Rodan Aylin R, Huang Chou-Long
Division of Nephrology, Department of Medicine, UT Southwestern Medical Center, Dallas, Texas 75390-8856, USA.
Curr Opin Nephrol Hypertens. 2009 Jul;18(4):350-5. doi: 10.1097/MNH.0b013e32832c75d8.
Studies on the mechanisms of distal K+ secretion have highlighted the importance of the renal outer-medullary K+ (ROMK) and maxi-K channels. This review considers several human disorders characterized by hypokalemia and hyperkalemia, as well as mouse models of these disorders, and the mechanisms by which ROMK and maxi-K may be dysregulated.
Analysis of knockout mice lacking ROMK, a model for type II Bartter's syndrome, has shown a role for maxi-K in distal K+ secretion. Knockout mice lacking either the alpha or beta1 subunits of maxi-K also show deficits in flow-dependent K+ secretion. Analysis of transgenic and knock-in mouse models of pseudohypoaldosteronism type II, in which mutant forms of with-no-lysine kinase 4 are expressed, suggests ways in which ROMK and maxi-K may be dysregulated to result in hyperkalemia. Modeling studies also provide insights into the role of Na+ delivery vs. flow in K+ secretion.
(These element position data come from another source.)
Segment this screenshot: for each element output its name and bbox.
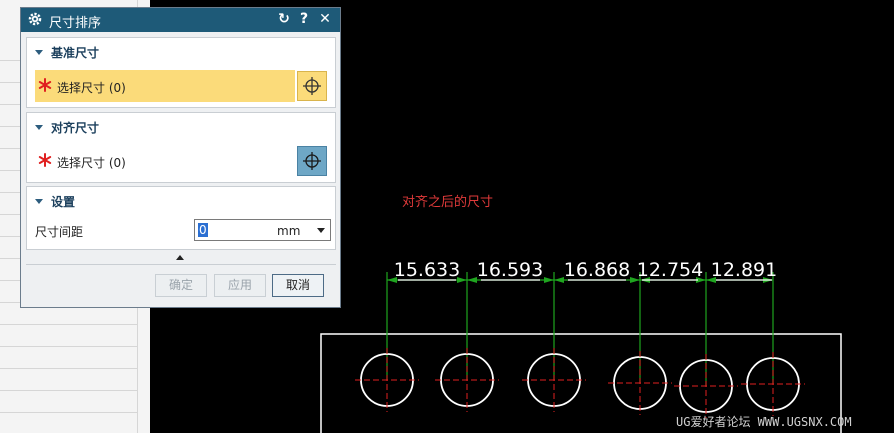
unit-select[interactable]: mm <box>277 224 300 238</box>
spacing-input[interactable]: 0 mm <box>194 219 331 241</box>
hole[interactable] <box>355 348 419 412</box>
spacing-label: 尺寸间距 <box>35 225 84 239</box>
group-header[interactable]: 基准尺寸 <box>35 44 99 61</box>
divider <box>26 264 336 265</box>
dimension-text[interactable]: 12.754 <box>637 259 703 281</box>
grid-line <box>0 412 138 413</box>
dimension-text[interactable]: 15.633 <box>394 259 460 281</box>
hole[interactable] <box>522 348 586 412</box>
cancel-button[interactable]: 取消 <box>272 274 324 297</box>
group-header[interactable]: 对齐尺寸 <box>35 119 99 136</box>
holes <box>355 348 805 418</box>
apply-button[interactable]: 应用 <box>214 274 266 297</box>
group-baseline-dimension: 基准尺寸 选择尺寸 (0) <box>26 37 336 108</box>
dimension-text[interactable]: 16.593 <box>477 259 543 281</box>
crosshair-icon <box>303 152 321 170</box>
gear-icon <box>27 11 43 27</box>
grid-line <box>0 324 138 325</box>
required-star-icon <box>38 152 52 167</box>
hole[interactable] <box>741 352 805 416</box>
crosshair-icon <box>303 77 321 95</box>
group-title: 对齐尺寸 <box>51 121 100 135</box>
dialog-titlebar[interactable]: 尺寸排序 ↻ ? ✕ <box>21 8 340 32</box>
annotation-text: 对齐之后的尺寸 <box>402 194 493 210</box>
group-title: 设置 <box>51 195 76 209</box>
grid-line <box>0 368 138 369</box>
extension-lines <box>386 272 774 386</box>
select-dimension-row[interactable]: 选择尺寸 (0) <box>35 145 295 177</box>
select-dimension-button[interactable] <box>297 146 327 176</box>
select-dimension-button[interactable] <box>297 71 327 101</box>
help-icon[interactable]: ? <box>295 10 313 28</box>
group-settings: 设置 尺寸间距 0 mm <box>26 186 336 250</box>
ok-button[interactable]: 确定 <box>155 274 207 297</box>
select-dimension-row[interactable]: 选择尺寸 (0) <box>35 70 295 102</box>
required-star-icon <box>38 77 52 92</box>
collapse-triangle-icon <box>35 50 43 55</box>
close-icon[interactable]: ✕ <box>316 10 334 28</box>
chevron-down-icon[interactable] <box>317 228 325 233</box>
grid-line <box>0 346 138 347</box>
collapse-triangle-icon <box>35 125 43 130</box>
grid-line <box>0 390 138 391</box>
watermark-text: UG爱好者论坛 WWW.UGSNX.COM <box>676 415 852 429</box>
dialog-title: 尺寸排序 <box>49 16 102 31</box>
reset-icon[interactable]: ↻ <box>275 10 293 28</box>
dimension-text[interactable]: 16.868 <box>564 259 630 281</box>
dimension-sort-dialog: 尺寸排序 ↻ ? ✕ 基准尺寸 选择尺寸 (0) 对齐尺寸 选择尺寸 (0) 设… <box>20 7 341 308</box>
hole[interactable] <box>435 348 499 412</box>
dimension-arrow <box>554 277 564 283</box>
dimension-text[interactable]: 12.891 <box>711 259 777 281</box>
select-dimension-label: 选择尺寸 (0) <box>57 81 126 95</box>
collapse-up-icon[interactable] <box>176 255 184 260</box>
group-header[interactable]: 设置 <box>35 193 75 210</box>
hole[interactable] <box>674 354 738 418</box>
dimension-arrow <box>467 277 477 283</box>
collapse-triangle-icon <box>35 199 43 204</box>
select-dimension-label: 选择尺寸 (0) <box>57 156 126 170</box>
hole[interactable] <box>608 351 672 415</box>
dimension-arrow <box>544 277 554 283</box>
group-align-dimension: 对齐尺寸 选择尺寸 (0) <box>26 112 336 183</box>
spacing-value[interactable]: 0 <box>198 223 208 237</box>
group-title: 基准尺寸 <box>51 46 100 60</box>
The importance of both ROMK and maxi-K to distal K+ secretion is now well established, but the relative role that each of these two channels plays in normal and diseased states has not been definitively established. Analysis of human and animal model data can generate hypotheses for future experiments.
关于远端钾离子分泌机制的研究突出了肾外髓质钾离子(ROMK)通道和大电导钙激活钾通道(maxi-K)的重要性。本综述探讨了几种以低钾血症和高钾血症为特征的人类疾病及其小鼠模型,以及ROMK和maxi-K通道可能失调的机制。
对缺乏ROMK的基因敲除小鼠(II型巴特综合征模型)的分析表明,maxi-K在远端钾离子分泌中起作用。缺乏maxi-K的α或β1亚基的基因敲除小鼠也表现出流量依赖性钾离子分泌缺陷。对II型假性醛固酮增多症的转基因和基因敲入小鼠模型(其中表达了无赖氨酸激酶4的突变形式)的分析,提示了ROMK和maxi-K可能失调导致高钾血症的方式。模型研究也为钠离子输送与流量在钾离子分泌中的作用提供了见解。
现在已经充分证实了ROMK和maxi-K对远端钾离子分泌的重要性,但这两种通道在正常和疾病状态下各自所起的相对作用尚未明确确定。对人类和动物模型数据的分析可为未来实验提出假设。